The Energy Ministry earlier revealed that as PTT's sixth gas-separation plant could not come on stream next month as planned, monthly imports of LPG could increase to 100,000 tonnes.

As the domestic LPG price is fixed lower than the market price, the Oil Fund is expected to shoulder additional subsidies of Bt16 billion next year.

Chainoi Puankosoom, CEO and president of PTT Aromatics and Refining, said private companies were ready to invest more on environmental grounds, in line with Article 67 (2) of the Constitution.

He said construction of most of the 65 suspended projects was 50-100-per-cent complete, adding that suspension of further construction work would not ease pollution problems - but more investment in better tools and equipment would do so.

However, the government must rush to establish new rules as specified by the Constitution, he said.

"Private companies are concerned that legal clarity will not be seen within 12 months, due to the lengthy process involved. There should be a special framework to allow these companies to proceed earlier than that," Chainoi said.
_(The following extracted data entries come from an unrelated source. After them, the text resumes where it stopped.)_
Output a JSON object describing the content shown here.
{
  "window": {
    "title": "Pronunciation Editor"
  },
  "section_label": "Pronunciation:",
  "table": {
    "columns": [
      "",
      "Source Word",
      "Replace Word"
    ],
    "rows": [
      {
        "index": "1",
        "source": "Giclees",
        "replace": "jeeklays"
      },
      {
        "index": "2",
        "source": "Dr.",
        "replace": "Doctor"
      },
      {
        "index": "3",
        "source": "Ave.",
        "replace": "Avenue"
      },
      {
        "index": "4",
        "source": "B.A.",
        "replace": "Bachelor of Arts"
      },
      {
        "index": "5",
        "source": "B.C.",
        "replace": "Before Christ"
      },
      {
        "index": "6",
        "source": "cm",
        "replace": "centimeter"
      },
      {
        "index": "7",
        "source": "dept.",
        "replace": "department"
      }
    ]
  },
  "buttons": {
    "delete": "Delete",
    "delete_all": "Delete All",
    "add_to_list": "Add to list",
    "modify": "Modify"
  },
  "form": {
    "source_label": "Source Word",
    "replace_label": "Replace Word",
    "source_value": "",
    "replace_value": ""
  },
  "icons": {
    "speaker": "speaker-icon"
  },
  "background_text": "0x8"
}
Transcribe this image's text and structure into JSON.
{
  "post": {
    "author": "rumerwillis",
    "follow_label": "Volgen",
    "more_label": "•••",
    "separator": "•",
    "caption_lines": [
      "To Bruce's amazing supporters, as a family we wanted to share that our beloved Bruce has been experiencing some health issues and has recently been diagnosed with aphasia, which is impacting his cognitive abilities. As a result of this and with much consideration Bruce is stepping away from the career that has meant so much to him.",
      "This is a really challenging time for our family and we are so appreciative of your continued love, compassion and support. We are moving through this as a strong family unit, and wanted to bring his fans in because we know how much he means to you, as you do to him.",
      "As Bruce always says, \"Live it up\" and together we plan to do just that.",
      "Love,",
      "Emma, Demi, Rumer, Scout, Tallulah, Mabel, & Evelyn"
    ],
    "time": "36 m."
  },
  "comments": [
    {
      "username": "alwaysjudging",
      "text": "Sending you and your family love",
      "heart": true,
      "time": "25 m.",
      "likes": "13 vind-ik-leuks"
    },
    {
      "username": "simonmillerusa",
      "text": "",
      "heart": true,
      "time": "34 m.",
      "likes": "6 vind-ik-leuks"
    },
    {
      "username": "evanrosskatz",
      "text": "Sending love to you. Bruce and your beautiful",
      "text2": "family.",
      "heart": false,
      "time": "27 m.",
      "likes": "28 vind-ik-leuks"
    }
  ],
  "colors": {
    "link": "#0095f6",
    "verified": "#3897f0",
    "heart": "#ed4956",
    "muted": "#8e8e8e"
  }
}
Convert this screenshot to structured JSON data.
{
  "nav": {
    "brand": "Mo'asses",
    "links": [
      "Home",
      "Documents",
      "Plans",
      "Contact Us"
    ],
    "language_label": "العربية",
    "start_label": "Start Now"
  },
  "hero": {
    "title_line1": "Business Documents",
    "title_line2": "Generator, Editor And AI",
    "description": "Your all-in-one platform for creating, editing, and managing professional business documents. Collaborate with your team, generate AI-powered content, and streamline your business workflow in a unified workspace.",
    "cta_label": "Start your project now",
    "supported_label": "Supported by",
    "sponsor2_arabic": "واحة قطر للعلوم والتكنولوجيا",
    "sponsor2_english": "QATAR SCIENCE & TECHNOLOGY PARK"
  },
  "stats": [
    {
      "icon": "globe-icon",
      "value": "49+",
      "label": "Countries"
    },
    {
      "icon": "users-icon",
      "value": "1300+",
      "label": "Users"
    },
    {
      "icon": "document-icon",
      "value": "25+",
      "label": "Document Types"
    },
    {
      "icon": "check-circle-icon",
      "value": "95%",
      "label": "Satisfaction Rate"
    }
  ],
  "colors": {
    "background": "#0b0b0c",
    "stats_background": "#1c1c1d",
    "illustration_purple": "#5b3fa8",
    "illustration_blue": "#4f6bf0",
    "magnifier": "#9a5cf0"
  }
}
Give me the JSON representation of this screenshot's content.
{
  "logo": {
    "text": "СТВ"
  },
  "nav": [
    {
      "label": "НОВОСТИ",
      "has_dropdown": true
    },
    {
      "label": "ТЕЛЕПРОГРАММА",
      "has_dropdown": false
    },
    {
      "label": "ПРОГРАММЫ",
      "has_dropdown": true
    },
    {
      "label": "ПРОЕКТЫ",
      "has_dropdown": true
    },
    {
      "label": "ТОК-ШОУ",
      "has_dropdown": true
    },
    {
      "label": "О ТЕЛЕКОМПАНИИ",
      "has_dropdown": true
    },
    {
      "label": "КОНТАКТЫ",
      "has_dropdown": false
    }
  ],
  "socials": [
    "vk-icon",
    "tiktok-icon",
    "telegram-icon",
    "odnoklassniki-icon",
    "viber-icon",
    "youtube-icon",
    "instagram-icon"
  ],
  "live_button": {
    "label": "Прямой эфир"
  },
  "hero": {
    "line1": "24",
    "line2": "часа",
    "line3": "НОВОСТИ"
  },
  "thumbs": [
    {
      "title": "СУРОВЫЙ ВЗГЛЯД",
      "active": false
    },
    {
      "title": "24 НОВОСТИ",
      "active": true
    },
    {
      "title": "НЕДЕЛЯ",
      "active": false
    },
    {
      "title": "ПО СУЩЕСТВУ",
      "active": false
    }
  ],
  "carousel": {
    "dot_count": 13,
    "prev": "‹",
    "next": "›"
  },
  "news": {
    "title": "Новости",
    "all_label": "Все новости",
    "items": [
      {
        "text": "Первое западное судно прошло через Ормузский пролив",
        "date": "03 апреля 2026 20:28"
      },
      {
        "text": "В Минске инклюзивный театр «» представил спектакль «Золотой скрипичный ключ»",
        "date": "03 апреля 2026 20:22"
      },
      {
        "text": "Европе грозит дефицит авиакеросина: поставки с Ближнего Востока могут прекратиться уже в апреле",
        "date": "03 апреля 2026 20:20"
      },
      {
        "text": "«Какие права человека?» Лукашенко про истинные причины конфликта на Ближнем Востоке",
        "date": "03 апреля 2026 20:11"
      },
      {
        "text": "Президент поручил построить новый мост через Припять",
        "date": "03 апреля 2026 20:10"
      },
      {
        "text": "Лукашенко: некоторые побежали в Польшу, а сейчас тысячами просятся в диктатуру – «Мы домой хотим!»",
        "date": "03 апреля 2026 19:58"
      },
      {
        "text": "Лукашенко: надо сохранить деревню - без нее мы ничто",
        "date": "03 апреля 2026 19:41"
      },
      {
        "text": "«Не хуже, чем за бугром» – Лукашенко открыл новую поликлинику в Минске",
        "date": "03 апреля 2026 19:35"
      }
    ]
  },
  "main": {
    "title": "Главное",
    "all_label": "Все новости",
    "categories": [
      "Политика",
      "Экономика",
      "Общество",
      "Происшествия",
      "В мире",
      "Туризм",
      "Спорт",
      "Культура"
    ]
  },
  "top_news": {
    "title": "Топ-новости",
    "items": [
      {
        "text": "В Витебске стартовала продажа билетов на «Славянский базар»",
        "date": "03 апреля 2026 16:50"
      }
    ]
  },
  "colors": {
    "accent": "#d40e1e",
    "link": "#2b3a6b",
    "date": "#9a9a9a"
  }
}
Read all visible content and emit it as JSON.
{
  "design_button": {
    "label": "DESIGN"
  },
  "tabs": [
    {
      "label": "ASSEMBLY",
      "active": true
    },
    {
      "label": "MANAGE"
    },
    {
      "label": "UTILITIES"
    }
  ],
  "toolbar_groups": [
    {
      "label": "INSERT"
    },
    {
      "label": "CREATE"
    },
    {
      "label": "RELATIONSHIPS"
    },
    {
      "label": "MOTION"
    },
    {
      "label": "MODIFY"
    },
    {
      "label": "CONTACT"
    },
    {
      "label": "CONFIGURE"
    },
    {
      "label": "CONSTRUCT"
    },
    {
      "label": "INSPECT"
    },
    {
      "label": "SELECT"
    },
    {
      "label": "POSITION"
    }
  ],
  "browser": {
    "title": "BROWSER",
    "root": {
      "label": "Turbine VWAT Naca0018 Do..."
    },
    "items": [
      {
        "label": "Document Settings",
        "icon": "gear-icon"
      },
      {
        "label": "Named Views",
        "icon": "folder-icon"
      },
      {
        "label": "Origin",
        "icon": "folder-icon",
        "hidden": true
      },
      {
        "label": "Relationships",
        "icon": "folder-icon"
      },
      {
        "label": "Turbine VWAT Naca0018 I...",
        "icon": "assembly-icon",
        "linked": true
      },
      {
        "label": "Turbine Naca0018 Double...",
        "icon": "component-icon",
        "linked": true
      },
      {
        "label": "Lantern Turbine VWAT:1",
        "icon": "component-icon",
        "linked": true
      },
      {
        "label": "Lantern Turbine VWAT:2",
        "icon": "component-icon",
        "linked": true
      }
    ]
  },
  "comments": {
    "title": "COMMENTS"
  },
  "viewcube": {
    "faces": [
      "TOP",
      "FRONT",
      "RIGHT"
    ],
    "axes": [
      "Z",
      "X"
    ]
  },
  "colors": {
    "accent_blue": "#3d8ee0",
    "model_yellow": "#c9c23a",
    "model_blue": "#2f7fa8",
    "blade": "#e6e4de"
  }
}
He is concerned about the effect on downstream plants - mostly small and medium-sized enterprises - that are reliant on some of the suspended projects for raw-material supplies. At present, they have to import plastic pellets for manufacturing and would have to shut down if this source of supply were to do dry up.

The Federation of Thai Industries is collaborating with the government and the four-party panel, said Dusit Nontanakorn, chairman of the Thai Chamber of Commerce.

He stressed the private sector desperately wanted the Map Ta Phut issue to be resolved within four or five months, as any further delay would put even more pressure on the investment outlook.

"We're principally concerned with the domestic problems of political turbulence and Map Ta Phut, as they could have a long-term economic impact. The government must end this problem [Map Ta Phut] soon, as if it continued for more than a year, it could affect confidence over the next five to 10 years. If new investment disappeared, the economy could stagnate," Dusit said.